We will be using Titanic dataset from Kaggle. To download or know more about the dataset click here. If you are just beginner in this field check out my tutorials on Machine learning- Part - 1, Part - 2 and Part - 3. You can find github repository here.
#import dependecies
import pandas as pd
from sklearn.model_selection import train_test_split
from sklearn.preprocessing import StandardScaler
#read data set
df = pd.read_csv("Datasets/Titanic/train.csv")
df.head()
#prepare data set
X = pd.DataFrame()
X['Sex'] = df['Sex']
X['Age'] = df['Age']
X['Survived'] = df['Survived']
X = X.dropna(axis=0)
X.head()
#seperate data and target vars
y = X['Survived'] #don't forget to save target(dependent) var- once we'll drop it we won't be able to get it back
X = X.drop(['Survived'],axis=1)
#let's make sure
X.head()
X['Sex'] = pd.get_dummies(X.Sex)['male'] #1 for male or else 1
scaler = StandardScaler()
X =scaler.fit_transform(X) #why I need to do this? -> ans - http://scikit-learn.org/stable/modules/preprocessing.html#preprocessing-scaler
X_train, X_test, y_train, y_test = train_test_split(X,y, test_size=0.3, random_state=42)
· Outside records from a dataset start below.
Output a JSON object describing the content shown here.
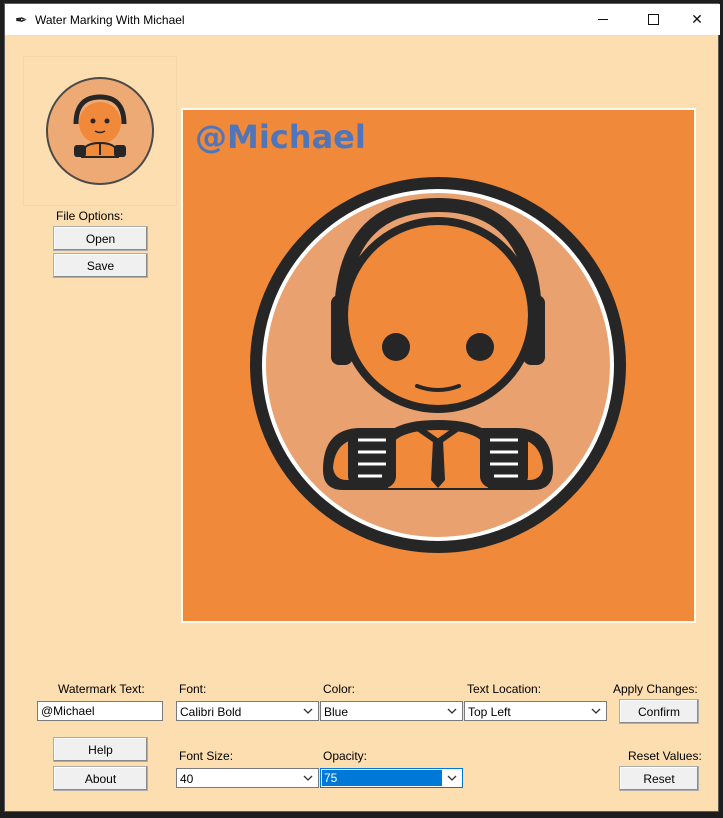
{
  "window": {
    "title": "Water Marking With Michael"
  },
  "sidebar": {
    "file_options_label": "File Options:",
    "open_label": "Open",
    "save_label": "Save",
    "help_label": "Help",
    "about_label": "About"
  },
  "preview": {
    "watermark_text": "@Michael"
  },
  "controls": {
    "watermark_text_label": "Watermark Text:",
    "watermark_text_value": "@Michael",
    "font_label": "Font:",
    "font_value": "Calibri Bold",
    "color_label": "Color:",
    "color_value": "Blue",
    "text_location_label": "Text Location:",
    "text_location_value": "Top Left",
    "apply_changes_label": "Apply Changes:",
    "confirm_label": "Confirm",
    "font_size_label": "Font Size:",
    "font_size_value": "40",
    "opacity_label": "Opacity:",
    "opacity_value": "75",
    "reset_values_label": "Reset Values:",
    "reset_label": "Reset"
  },
  "colors": {
    "window_bg": "#fcdeb0",
    "image_bg": "#f1893a",
    "watermark": "#3d74c9",
    "selection": "#0078d7"
  }
}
from sklearn.linear_model import LogisticRegression
model = LogisticRegression()
model.fit(X_train, y_train)
#checking accuracy on training dataset
model.score(X_train, y_train)
pred = model.predict(X_test)
#better metric for binary classification is area under the curve
from sklearn.metrics import roc_auc_score
auc = roc_auc_score(y_test, pred)
print(auc)
from sklearn.metrics import classification_report
print(classification_report(y_test, pred))
#The f1-score gives you the harmonic mean of precision and recall.
#The scores corresponding to every class will tell you the accuracy of the classifier in classifying the data
#points in that particular class compared to all other classes.
#The support is the number of samples of the true response that lie in that class.
Try using another model such as Random Forest. Change the penalty parameter or regularization strength parameter of the model. You can also perform other preprocessing on the dataset.